Lake Nakuru has a surface area of 24 square miles (62 km2), which takes up one-third of the national park of the same name that was created in 1968. It shelters nearly 370 bird species, including the lesser flamingo (Phoeniconaias minor) and the greater flamingo (Phoenicopterus ruber), of which 1.4 million have been counted on the site. Like the other alkaline lakes scattered along the Rift Valley, its location on a rocky volcanic substrate, weak flow, intense evaporation, and average depth of 40 inches (1 m) give it a high soda content. These briny waters are favorable to the formation of blue-green algae, microorganisms, and small crustaceans, which provided the basic diet of flamingos. However, chemical products used in river farming and the water runoff from the nearby city of Nakuru have gradually polluted the lake waters. Since 1990 Lake Nakuru has been considered a wetland of international importance.

Drying dates in a palm grove south of Cairo, Nile Valley, Egypt


Date palm trees are grown only in hot, arid areas with water resources, such as oases. Five million tons of dates are produced each year worldwide. Most of the production from the Near East and North Africa is intended for each country’s domestic market and only about 5 percent is exported. Egypt, the world’s second-leading producer, after Iran, harvests more than 800,000 tons of dates each year, which are consumed locally at a rate of 22 pounds (10 kg) per person per year. These dates are habitually preserved in traditional ways. Fresh-picked, yellow or red depending on the variety, the dates slowly turn brown as they dry in the sun, protected from the wind and water by a small wall of earth and branches. They are then kept in baskets woven from palms. Although most of the dates produced go on the table, several derivatives (including syrup, flour, dough, vinegar, sugar, alcohol, and pastries) are made from the fruit manually or industrially.


Worker resting on bales of cotton, Thonakaha, Korhogo, Côte d’Ivoire


In the nineteenth century West Africa received its first cotton seeds of the Gossypium hirsutum variety, which originated in the British Antilles and remains the most widely cultivated kind of cotton in the world.

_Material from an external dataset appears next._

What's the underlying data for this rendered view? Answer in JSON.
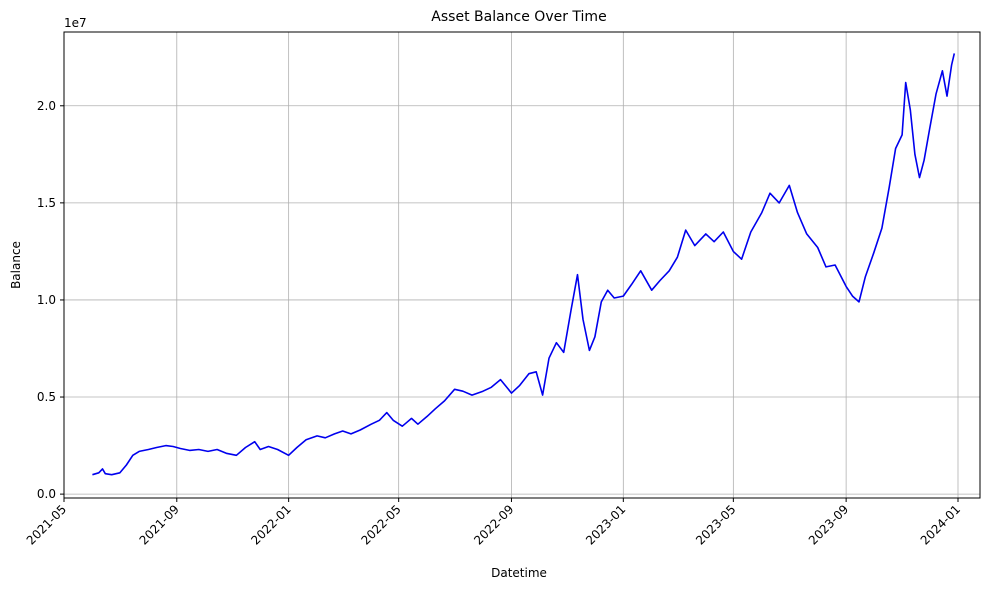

At the beginning of the twentieth century this raw material represented 80 percent of the world textile market (47 percent today), and the European colonial powers encouraged cotton production in order to break the export monopoly of the United States and Egypt. Harvested manually at a rate of 33 to 80 pounds (15 to 40 kg) per worker per day in tropical Africa, the cotton crop is then put through gins in order to separate fiber, seeds, and waste. One ton of cotton yields 880 pounds (400 kg) of fibers and 1,200 pounds (560 kg) of seeds, which are processed for human consumption (as oil) or for animals (cattle cakes). In northern Côte d’Ivoire, especially in the Korhogo region, cotton plantations, the main cash crop, take up 590,000 acres (240,000 hectares). The country’s cotton output, nearly 300,000 tons, produced by more than 150,000 planters, is only a small fraction of world production; but nationally it counterbalances the agricultural domination in the south of the country, where the great plantations (cacao, palm oil, rubber, pineapple) are concentrated.

Patchwork of carpets in Marrakech, Morocco


In addition to the countries of central Asia and certain countries in South America, major centers of carpet production are found in northern Africa (Algeria, Egypt, Tunisia, and Morocco). Morocco has succeeded in maintaining a tradition of manufacture within family units and cooperative craft workshops, although most productions is now automated. Carpets are traditionally woven of linen, a symbol of protection and happiness, with silk, cotton, and sometimes camel or goat hair. The colors and designs are characteristic of the production regions, and the High Atlas mountains, where Marrakech is located, offers the warmest hues, mainly red, orange, and yellow. Ninety percent of the High Atlas carpets are created in the cities of Tazenakht and Amerzgane, primarily by women workers. The Moroccan carpet, once reserved entirely for domestic local use, has gained a worldwide reputation and today enjoys a flourishing export trade.